Immediately following the Merger, the Company assumed 833,333 Forward Purchase
Warrants ("Forward Purchase Warrants") and 12,499,995 public warrants ("Public
Warrants") (collectively "Warrants") that had been previously issued by
Crescent. Each whole Warrant entitles the holder to purchase one share of the
Company's Class A common stock at a price of $11.50 per share, subject to
adjustments.

Upon consummation of the Merger, the Company concluded that (a) the Public
Warrants meet the derivative scope exception for contracts in the Company's own
stock and are recorded in stockholders' equity and (b) the Forward Purchase
Warrants do not meet the derivative scope exception and are recorded as
liabilities on the consolidated balance sheets at fair value upon the Merger,
with subsequent changes in the fair value recognized in the consolidated
statements of operations and comprehensive loss at each reporting date. The
Forward Purchase Warrants are classified as Level 3 fair value measurement and
the fair value is measured using a Black-Scholes option pricing model.

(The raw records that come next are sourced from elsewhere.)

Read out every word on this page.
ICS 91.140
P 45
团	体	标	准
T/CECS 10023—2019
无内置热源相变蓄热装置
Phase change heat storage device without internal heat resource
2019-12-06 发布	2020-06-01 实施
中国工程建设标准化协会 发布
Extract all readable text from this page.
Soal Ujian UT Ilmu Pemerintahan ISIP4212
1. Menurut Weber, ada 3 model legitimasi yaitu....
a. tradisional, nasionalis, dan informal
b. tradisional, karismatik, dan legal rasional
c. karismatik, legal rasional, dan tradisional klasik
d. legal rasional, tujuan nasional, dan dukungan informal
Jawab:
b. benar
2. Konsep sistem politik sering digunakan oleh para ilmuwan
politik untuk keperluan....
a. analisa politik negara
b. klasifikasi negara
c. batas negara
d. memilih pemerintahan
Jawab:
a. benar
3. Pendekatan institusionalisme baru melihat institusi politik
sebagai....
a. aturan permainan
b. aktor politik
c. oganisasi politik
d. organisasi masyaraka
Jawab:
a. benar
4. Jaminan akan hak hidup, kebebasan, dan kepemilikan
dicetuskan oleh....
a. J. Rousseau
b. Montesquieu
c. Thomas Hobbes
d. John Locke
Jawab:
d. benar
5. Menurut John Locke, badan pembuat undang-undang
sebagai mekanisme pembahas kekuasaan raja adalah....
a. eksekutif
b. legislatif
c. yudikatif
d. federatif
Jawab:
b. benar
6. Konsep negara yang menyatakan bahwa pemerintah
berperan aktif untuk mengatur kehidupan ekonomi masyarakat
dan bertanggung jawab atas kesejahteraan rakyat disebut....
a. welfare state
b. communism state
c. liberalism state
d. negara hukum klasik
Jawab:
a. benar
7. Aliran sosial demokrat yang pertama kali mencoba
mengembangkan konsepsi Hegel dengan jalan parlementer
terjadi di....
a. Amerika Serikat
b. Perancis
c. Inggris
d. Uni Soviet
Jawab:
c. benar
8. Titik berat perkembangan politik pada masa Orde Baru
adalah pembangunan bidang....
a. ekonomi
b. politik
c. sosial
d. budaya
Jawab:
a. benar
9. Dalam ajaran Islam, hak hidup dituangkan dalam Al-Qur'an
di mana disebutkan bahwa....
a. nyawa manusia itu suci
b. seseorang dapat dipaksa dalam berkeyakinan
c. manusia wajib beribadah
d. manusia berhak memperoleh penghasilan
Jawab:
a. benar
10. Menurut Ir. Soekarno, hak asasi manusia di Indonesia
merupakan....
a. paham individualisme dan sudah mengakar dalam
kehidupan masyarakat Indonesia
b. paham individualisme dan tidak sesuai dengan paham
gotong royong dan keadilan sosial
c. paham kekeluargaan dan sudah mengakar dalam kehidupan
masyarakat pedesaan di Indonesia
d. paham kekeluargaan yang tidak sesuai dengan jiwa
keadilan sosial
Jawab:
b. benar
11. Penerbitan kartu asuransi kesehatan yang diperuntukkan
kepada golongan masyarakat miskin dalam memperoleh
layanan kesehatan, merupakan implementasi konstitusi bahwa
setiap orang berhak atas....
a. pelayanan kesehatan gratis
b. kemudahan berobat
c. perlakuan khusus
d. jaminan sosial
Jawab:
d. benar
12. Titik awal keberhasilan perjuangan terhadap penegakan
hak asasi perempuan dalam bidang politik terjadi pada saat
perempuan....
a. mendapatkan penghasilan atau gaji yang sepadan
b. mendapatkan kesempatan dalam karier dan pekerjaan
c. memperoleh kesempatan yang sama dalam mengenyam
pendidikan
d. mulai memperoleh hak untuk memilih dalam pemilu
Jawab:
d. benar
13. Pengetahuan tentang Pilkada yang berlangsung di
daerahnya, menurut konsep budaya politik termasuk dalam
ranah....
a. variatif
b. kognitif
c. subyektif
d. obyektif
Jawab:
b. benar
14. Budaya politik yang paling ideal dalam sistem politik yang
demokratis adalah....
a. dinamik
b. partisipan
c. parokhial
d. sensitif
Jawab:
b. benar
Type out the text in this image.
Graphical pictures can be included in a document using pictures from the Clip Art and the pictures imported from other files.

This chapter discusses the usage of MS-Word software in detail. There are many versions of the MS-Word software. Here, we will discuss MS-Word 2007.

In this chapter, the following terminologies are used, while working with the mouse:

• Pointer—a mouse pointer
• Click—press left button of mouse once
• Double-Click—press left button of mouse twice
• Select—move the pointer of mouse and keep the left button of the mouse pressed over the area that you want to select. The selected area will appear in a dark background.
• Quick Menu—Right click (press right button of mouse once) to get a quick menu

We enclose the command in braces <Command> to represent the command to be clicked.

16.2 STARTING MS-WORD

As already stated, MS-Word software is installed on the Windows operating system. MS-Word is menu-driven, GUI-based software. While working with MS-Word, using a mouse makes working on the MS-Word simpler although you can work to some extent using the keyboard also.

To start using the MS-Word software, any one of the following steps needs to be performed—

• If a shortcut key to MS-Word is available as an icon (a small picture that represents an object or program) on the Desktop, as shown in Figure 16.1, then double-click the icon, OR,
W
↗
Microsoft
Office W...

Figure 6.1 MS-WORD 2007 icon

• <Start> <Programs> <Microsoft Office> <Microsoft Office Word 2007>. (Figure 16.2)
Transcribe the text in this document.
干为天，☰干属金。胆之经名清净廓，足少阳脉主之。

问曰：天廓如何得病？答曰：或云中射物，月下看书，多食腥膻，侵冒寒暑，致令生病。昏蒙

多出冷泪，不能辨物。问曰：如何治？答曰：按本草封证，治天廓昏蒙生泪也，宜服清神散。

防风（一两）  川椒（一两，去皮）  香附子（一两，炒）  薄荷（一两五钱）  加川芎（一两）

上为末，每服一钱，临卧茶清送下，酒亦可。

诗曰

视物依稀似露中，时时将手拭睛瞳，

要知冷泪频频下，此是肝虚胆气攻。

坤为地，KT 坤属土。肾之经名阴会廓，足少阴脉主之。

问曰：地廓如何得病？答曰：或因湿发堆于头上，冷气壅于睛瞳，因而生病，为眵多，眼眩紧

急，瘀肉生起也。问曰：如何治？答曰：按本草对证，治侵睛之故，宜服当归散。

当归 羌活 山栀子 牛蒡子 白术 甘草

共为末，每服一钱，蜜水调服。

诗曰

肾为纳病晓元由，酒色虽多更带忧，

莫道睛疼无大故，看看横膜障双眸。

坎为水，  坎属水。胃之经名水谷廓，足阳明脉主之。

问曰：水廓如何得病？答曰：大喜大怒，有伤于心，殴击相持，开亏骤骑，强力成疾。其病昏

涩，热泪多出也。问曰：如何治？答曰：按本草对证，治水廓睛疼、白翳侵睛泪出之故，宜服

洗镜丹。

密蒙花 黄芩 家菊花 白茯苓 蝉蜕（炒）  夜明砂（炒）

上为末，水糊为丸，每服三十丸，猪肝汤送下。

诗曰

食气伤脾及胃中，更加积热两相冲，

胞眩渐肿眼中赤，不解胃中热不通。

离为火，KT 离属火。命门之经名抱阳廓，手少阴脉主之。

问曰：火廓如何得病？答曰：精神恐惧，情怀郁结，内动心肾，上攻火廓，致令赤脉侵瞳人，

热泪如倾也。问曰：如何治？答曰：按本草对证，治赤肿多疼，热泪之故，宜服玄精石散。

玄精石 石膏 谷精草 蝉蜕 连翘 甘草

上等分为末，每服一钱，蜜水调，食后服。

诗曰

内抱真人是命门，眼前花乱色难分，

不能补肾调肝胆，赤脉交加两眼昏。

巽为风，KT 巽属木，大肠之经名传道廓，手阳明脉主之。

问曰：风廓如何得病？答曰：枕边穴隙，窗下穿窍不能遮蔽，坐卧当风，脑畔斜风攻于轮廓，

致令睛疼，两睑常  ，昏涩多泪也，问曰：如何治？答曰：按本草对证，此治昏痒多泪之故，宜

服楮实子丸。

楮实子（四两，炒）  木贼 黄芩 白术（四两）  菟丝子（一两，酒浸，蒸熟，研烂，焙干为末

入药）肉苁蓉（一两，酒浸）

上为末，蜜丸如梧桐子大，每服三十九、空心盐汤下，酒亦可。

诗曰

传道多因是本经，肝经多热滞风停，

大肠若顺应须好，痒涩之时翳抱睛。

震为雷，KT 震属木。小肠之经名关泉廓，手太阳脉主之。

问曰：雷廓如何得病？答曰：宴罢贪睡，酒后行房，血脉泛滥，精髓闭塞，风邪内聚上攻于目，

Inherent
in options pricing models are assumptions related to current stock price,
exercise price, expected share price volatility, expected life, risk-free
interest rate and dividend yield. While the Company believes that the
assumptions used in these calculations are reasonable, changes in assumptions
could materially affect the liabilities related to the Warrants.

Recently Adopted Accounting Pronouncements

See Note 2 to our consolidated financial statements included in Part I, Item 1 of this Quarterly Report for recently adopted accounting pronouncements and recently issued accounting pronouncements not yet adopted as of the balance sheet date included in this Quarterly Report.